Saturday, July 18, 2020

Some ideas to improve food security in Sri Lanka - an about face on who to assist (priority)


Food Security is the recurring theme for all countries post pandemic, now suddenly discovering that the old world order no longer holds and unlikely to return, with a new normal taking over.

Nothing is more important for a nation - to make sure its residents can obtain their dietary requirements at a reasonable price. If Governments prioritize this, other sustainable industries will automatically grow around this. We must be focused in this direction. Vietnam is a prime example of growing on the backs of this.

In Sri Lanka's context the lip service paid to those in this industry has not changed at all even post pandemic recession we are in the middle of.

It is left to the Private Sector to fend for themselves. They prefer to do it under the radar, when they reach economies of scale, rather than rely on the State, as the latter interferes with the independence to operate, with the normal supply and demand rules. In some cases political interference restricts organic growth instead of assisting it.

Price controls time and again have proved counter-productive as they have either been short term and unsustainable as the recent experience of the Presidential dictats that barely could be sustained for a month before they were conveniently dropped without shame!

The example in the link below is a success story in the poultry industry which has been able to supply local demand, and have been able to take advantage of the void created by supply chain dislocations to export to Middle East Markets of Halal Certified Products.

If one looks at the history of Crysbro they started small and are now one of the most efficient producers of poultry products. This is due to the entrepreneurial skill of its founders.

The State duty is to assist the small scale farmer (not all people farming are farmers, many are forced to farm because the state has enslaved them by giving lands instead of maximizing their skills) with potential and desire with technical knowledge and inputs appropriate to his or her vision. Training is an integral part of this, in judging those with potential. There are educated graduates in Agriculture, without the tools to engage in this field, while 90% of the class are in that stream because they have just got the needed z score to enter that faculty.
We have got all our priorities wrong and we have leaders going to agricultural area exhorting farmers to export, without selecting those with the most potential (10% of farmers who have to be identified and selected) and assist them with improving their skills, productivity, providing quality inputs and assisting in value addition will provide the needed dividends. One has only to use the examples of success stories to ask them how they were able to achieve success to know how to replicate this for so many farmers in SL who have the potential, desire, and vision, but lack the inputs needed.

We must identify this pool of people from the community at large. They are also the people most suited to run the country as opposed to the present mob vying to enter parliament. They will turn around this Industry that has been suppressed with inconsistent policies for so long.

As the link shows, 2,000 farmers of maize have a direct market for their produce to Crysbro so the latter can manufacture their own chicken feed. However the answer is not banning the import of maize. Banning only increases the price of inputs making the cost of production of poultry higher, as we have recently seen. If we were able to increase supply of maize that is fine, but it is not as simple as that, as the demand has always been there, but farmers need to be assisted in increasing their output, not due to lower market price, but other factors, such as poor seeds, lack of fertilizer, and schizophrenic policies that have increased HEC (Human Elephant Conflict) in growing area, by further restricting Elephant Habitats.

The biggest myth is the lack of land to grow. We have at least 2 million hectares of land that is unproductive due to parceling out land to landless, the most enslaving policy that SL has performed since independence for political purposes. If we put back a million hectares back to forest, we can then utilize the other million hectares into productive agriculture.

Only a farmer can see this need of balancing productivity with the needs of the environment and not destroying forests that this Government is bent on doing.
In conclusion the key is to identify the potential and develop that.

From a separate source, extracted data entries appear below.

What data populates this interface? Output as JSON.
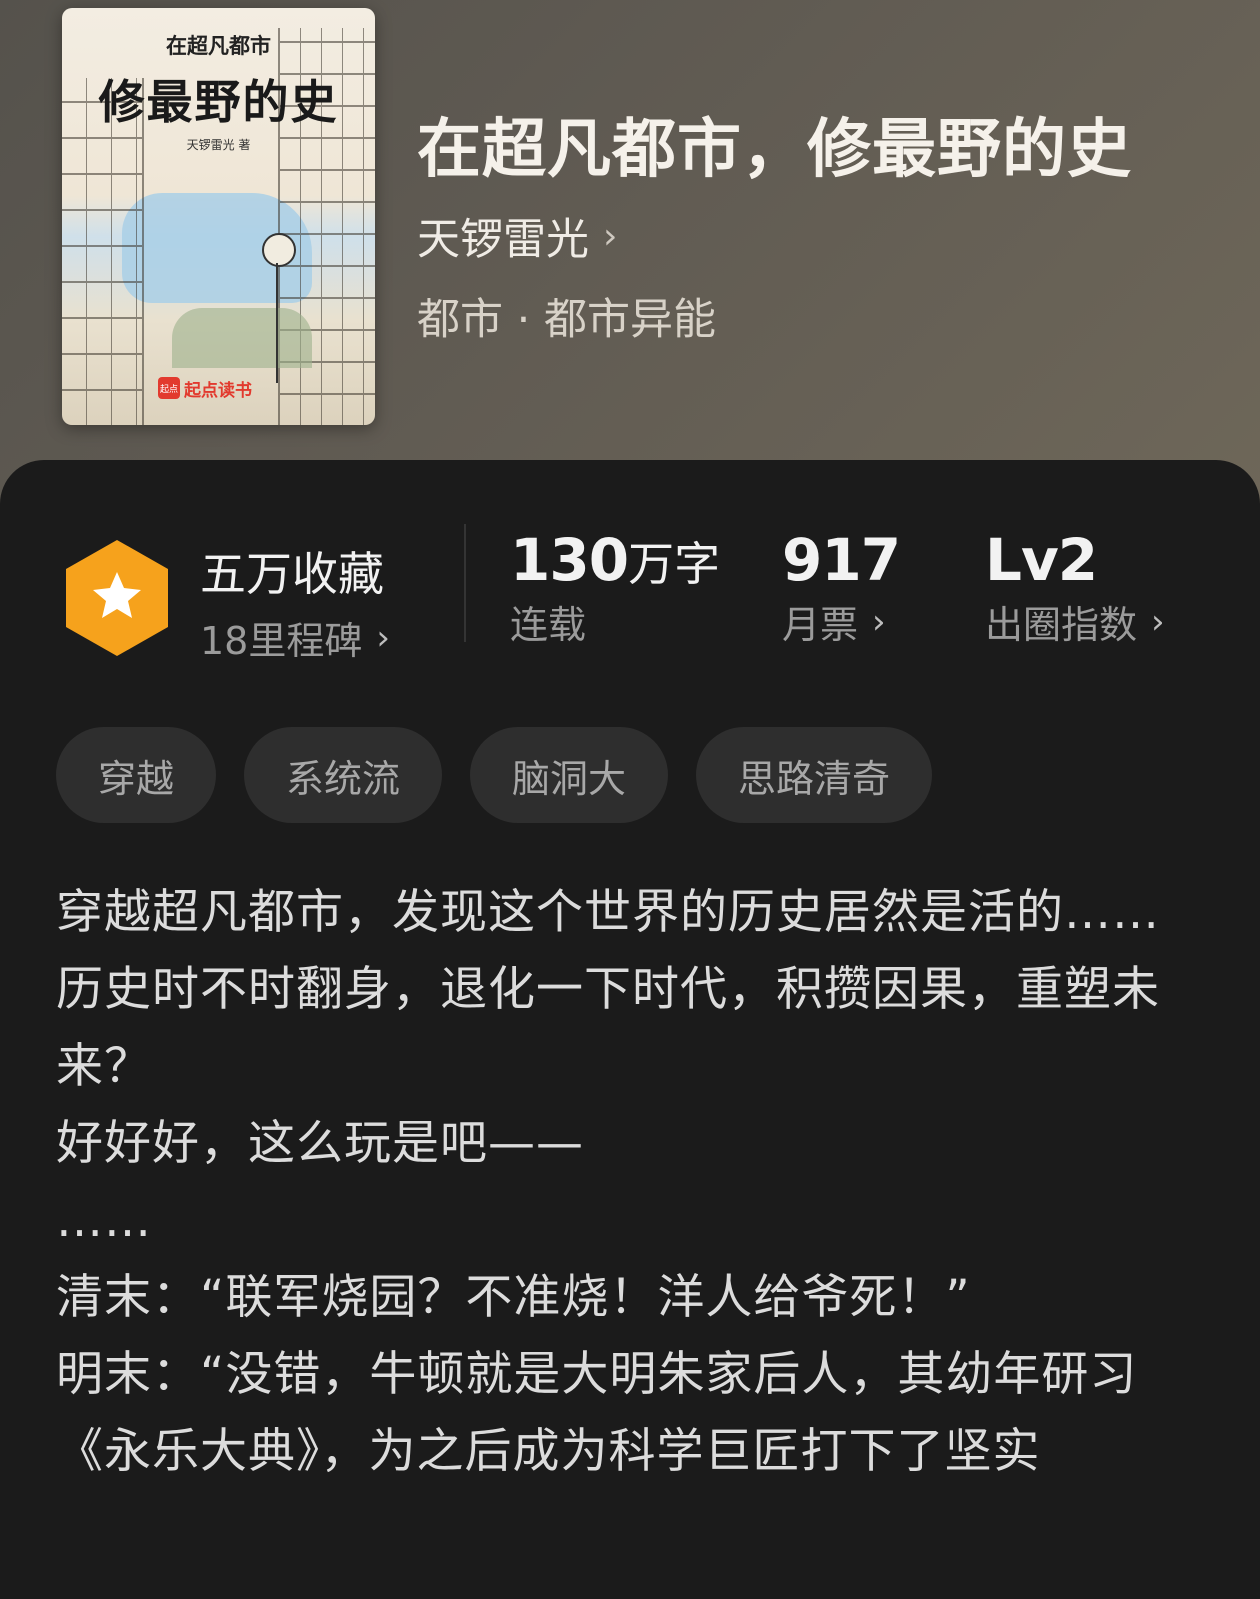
{
  "cover": {
    "small_title": "在超凡都市",
    "big_title": "修最野的史",
    "author_line": "天锣雷光 著",
    "brand_logo": "起点",
    "brand_name": "起点读书"
  },
  "book": {
    "title": "在超凡都市，修最野的史",
    "author": "天锣雷光",
    "genre": "都市 · 都市异能"
  },
  "stats": {
    "badge_icon": "star-icon",
    "collect": {
      "main": "五万收藏",
      "sub": "18里程碑"
    },
    "words": {
      "num": "130",
      "unit": "万字",
      "sub": "连载"
    },
    "tickets": {
      "num": "917",
      "sub": "月票"
    },
    "level": {
      "num": "Lv2",
      "sub": "出圈指数"
    }
  },
  "tags": [
    "穿越",
    "系统流",
    "脑洞大",
    "思路清奇"
  ],
  "description": [
    "穿越超凡都市，发现这个世界的历史居然是活的……",
    "历史时不时翻身，退化一下时代，积攒因果，重塑未来？",
    "好好好，这么玩是吧——",
    "……",
    "清末：“联军烧园？不准烧！洋人给爷死！”",
    "明末：“没错，牛顿就是大明朱家后人，其幼年研习《永乐大典》，为之后成为科学巨匠打下了坚实"
  ],
  "colors": {
    "badge_orange": "#f6a21c",
    "panel_bg": "#1b1b1b",
    "tag_bg": "#2e2e2e"
  }
}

Remember NOT everyone who is classified as a farmer is a farmer. Please identify the 100,000 people in the country who could be classified as farmers from the 1,000,000 who are engaged as such.

It is the 100,000 true farmers who appreciate sustainability not the 900,000 who just want a free ride by cutting more trees and forests to further devastate the land, and the livelihood of a whole nation. It the politician who is pandering to these bogus farmers for their survival that is killing Sri Lanka and worsening the crisis.

There is another matter that needs consideration. With the Government banning the import of maize, a key ingredient in the chicken feed for the Poultry Industry, the local price of maize goes up, however the supply does not increase to match the demand. Then the poultry producers increase the price of chicken as we have seen already, as the feed cost has risen. So if local demand from the consumer falls, as the consumer has less money to buy chicken or eggs, then an efficient producer with contacts in the Middle East has no option but to export if he has a market, where he is able to make a higher profit margin than selling locally. As long as there is an opening here that is fine, if you don't have the export leads, then you have to face the local market realities, of being squeezed, profit wise!